Mr. ALAN ECKER (Spokesman, Arizona Department of Administration): The proceeds will be going to – straight into the Arizona state general fund to offset the budget crisis that we’re dealing with.
ROBBINS [NPR reporter]: The total – $735 million, Arizona would then lease back the buildings over 20 years. Investors would buy $5,000 certificates of participation and get an estimated four to five percent interest a year. The question is, how safe is an investment in the state of Arizona? Its credit rating was downgraded just last month because of its budget crisis. But Alan Ecker says, in this case, we’re talking about buildings which have to operate if Arizona remains a state.
Mr.
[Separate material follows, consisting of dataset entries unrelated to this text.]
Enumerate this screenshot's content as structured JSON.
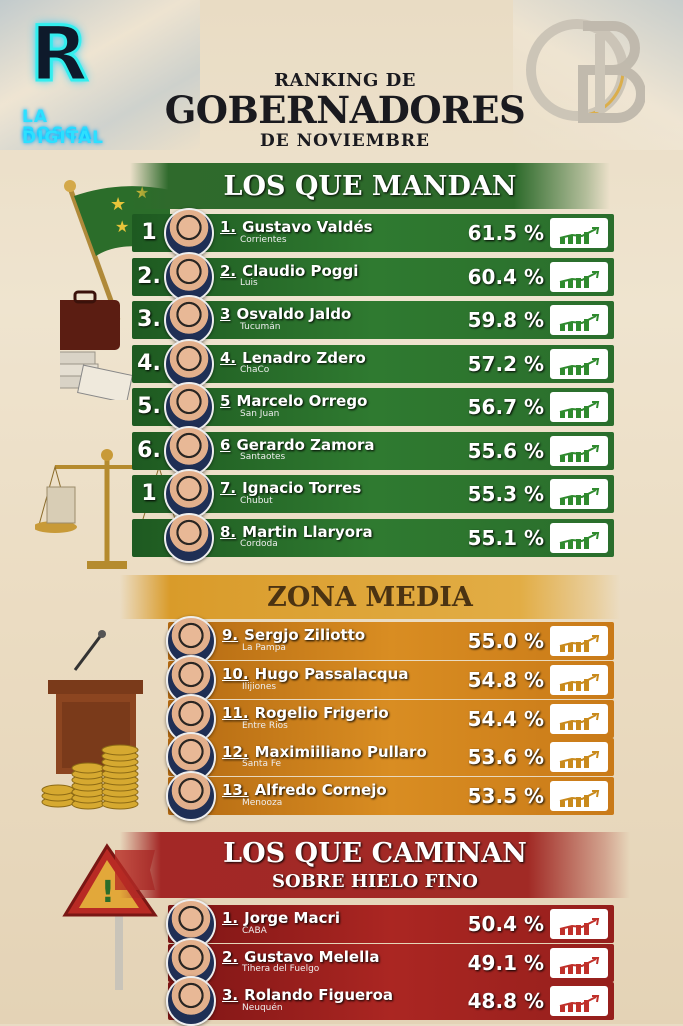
{
  "brand": {
    "logo_left_line1": "LA ROSCA",
    "logo_left_line2": "DIGITAL",
    "logo_left_letter": "R",
    "logo_right_letters": "CB"
  },
  "header": {
    "line1": "RANKING DE",
    "line2": "GOBERNADORES",
    "line3": "DE NOVIEMBRE"
  },
  "sections": {
    "mandan": "LOS QUE MANDAN",
    "media": "ZONA MEDIA",
    "caminan_line1": "LOS QUE CAMINAN",
    "caminan_line2": "SOBRE HIELO FINO"
  },
  "colors": {
    "green": "#2f7a30",
    "gold": "#d98d22",
    "red": "#ab2622"
  },
  "mandan_rows": [
    {
      "side": "1",
      "rank": "1.",
      "name": "Gustavo Valdés",
      "prov": "Corrientes",
      "pct": "61.5 %"
    },
    {
      "side": "2.",
      "rank": "2.",
      "name": "Claudio Poggi",
      "prov": "Luis",
      "pct": "60.4 %"
    },
    {
      "side": "3.",
      "rank": "3",
      "name": "Osvaldo Jaldo",
      "prov": "Tucumán",
      "pct": "59.8 %"
    },
    {
      "side": "4.",
      "rank": "4.",
      "name": "Lenadro Zdero",
      "prov": "ChaCo",
      "pct": "57.2 %"
    },
    {
      "side": "5.",
      "rank": "5",
      "name": "Marcelo Orrego",
      "prov": "San Juan",
      "pct": "56.7 %"
    },
    {
      "side": "6.",
      "rank": "6",
      "name": "Gerardo Zamora",
      "prov": "Santaotes",
      "pct": "55.6 %"
    },
    {
      "side": "1",
      "rank": "7.",
      "name": "Ignacio Torres",
      "prov": "Chubut",
      "pct": "55.3 %"
    },
    {
      "side": "",
      "rank": "8.",
      "name": "Martin Llaryora",
      "prov": "Cordoda",
      "pct": "55.1 %"
    }
  ],
  "media_rows": [
    {
      "rank": "9.",
      "name": "Sergjo Ziliotto",
      "prov": "La Pampa",
      "pct": "55.0 %"
    },
    {
      "rank": "10.",
      "name": "Hugo Passalacqua",
      "prov": "Ilijiones",
      "pct": "54.8 %"
    },
    {
      "rank": "11.",
      "name": "Rogelio Frigerio",
      "prov": "Entre Rios",
      "pct": "54.4 %"
    },
    {
      "rank": "12.",
      "name": "Maximiiliano Pullaro",
      "prov": "Santa Fe",
      "pct": "53.6 %"
    },
    {
      "rank": "13.",
      "name": "Alfredo Cornejo",
      "prov": "Menooza",
      "pct": "53.5 %"
    }
  ],
  "caminan_rows": [
    {
      "rank": "1.",
      "name": "Jorge Macri",
      "prov": "CABA",
      "pct": "50.4 %"
    },
    {
      "rank": "2.",
      "name": "Gustavo Melella",
      "prov": "Tihera del Fuelgo",
      "pct": "49.1 %"
    },
    {
      "rank": "3.",
      "name": "Rolando Figueroa",
      "prov": "Neuquén",
      "pct": "48.8 %"
    }
  ]
}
ECKER: So the state would be very, very unlikely to ever default on payments and walk away from those facilities. So investors should have a strong piece of mind.
NPR doesn’t attempt any analysis of the proposal. Why bother, when the state’s own spokesman assures us “investors should have a strong piece of mind?” Turns out this is old news, which we covered. Arizona Central reports:
Under the most recent legislative proposal, the state would seek a series of lease arrangements spanning as much as 20 years. Deals that would generate the targeted $735 million in revenue would mean state lease payments totaling $60 million to $70 million a year, according to budget analysts.
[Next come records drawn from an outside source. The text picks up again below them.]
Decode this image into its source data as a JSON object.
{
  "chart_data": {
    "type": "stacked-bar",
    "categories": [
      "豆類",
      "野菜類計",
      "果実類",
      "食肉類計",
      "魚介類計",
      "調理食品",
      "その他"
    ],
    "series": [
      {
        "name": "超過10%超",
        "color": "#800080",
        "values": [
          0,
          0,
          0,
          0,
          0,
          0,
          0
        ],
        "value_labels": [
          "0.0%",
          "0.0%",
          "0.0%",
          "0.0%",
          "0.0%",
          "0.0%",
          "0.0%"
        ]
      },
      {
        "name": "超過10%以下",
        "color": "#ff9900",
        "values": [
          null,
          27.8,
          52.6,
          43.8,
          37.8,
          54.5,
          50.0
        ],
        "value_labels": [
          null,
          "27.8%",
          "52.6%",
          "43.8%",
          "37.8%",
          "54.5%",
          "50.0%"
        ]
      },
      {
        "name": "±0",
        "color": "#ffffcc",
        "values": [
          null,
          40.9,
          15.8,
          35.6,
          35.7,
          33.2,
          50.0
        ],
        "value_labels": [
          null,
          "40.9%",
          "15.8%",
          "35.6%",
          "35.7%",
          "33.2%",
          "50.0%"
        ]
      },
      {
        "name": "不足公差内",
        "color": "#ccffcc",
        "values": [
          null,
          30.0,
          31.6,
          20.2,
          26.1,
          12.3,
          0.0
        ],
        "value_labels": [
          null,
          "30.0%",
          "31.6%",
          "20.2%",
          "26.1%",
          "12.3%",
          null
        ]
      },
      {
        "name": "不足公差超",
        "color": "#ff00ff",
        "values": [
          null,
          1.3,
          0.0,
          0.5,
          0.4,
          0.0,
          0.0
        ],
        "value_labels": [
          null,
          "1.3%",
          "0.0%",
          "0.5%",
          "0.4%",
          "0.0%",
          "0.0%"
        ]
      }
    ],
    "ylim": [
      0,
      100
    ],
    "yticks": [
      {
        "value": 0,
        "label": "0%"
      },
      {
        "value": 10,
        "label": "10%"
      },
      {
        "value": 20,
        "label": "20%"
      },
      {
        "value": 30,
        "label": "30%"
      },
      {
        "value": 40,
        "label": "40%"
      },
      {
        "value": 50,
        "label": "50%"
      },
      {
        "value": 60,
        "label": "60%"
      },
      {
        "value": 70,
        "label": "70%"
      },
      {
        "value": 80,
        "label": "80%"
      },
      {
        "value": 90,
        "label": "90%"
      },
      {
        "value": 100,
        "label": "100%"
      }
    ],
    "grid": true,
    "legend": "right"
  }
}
Over two decades, that would equate to at least $1.2 billion in lease payments. Once the leases had expired, the state would again take ownership of the properties.
House Majority Leader John McComish called the payments preferable to a , as proposed by Brewer, or alternative fiscal schemes such as selling future income from state Lottery sales in exchange for a lump-sum payment.
“What are our choices?” asked McComish, a Phoenix Republican. “We could cut more, or we could raise taxes more. Borrowing over the long term, we think, is better for the people, better for the economy.”
Arizona can’t afford the current level of spending, but instead of cutting spending McComish thinks it’s wise to engage in budgetary games that will cost the state an extra 63%. That’s politically easier than being responsible and cutting spending. Maybe the state should sell endorsements, like professional ballparks. I would love to take a tour of the Arizona State Capitol, brought to you by the good people at Pampers.
Eileen previously gave a tentative thumbs up to these kinds of deals as examples of privatization, but as the comments to her post pointed out, selling state offices is akin to selling off state-owned railways. Instead, this is just a gimmick at the expense of future taxpayers. Eileen has a forthcoming issue of Mercatus On Policy on budgetary gimmicks.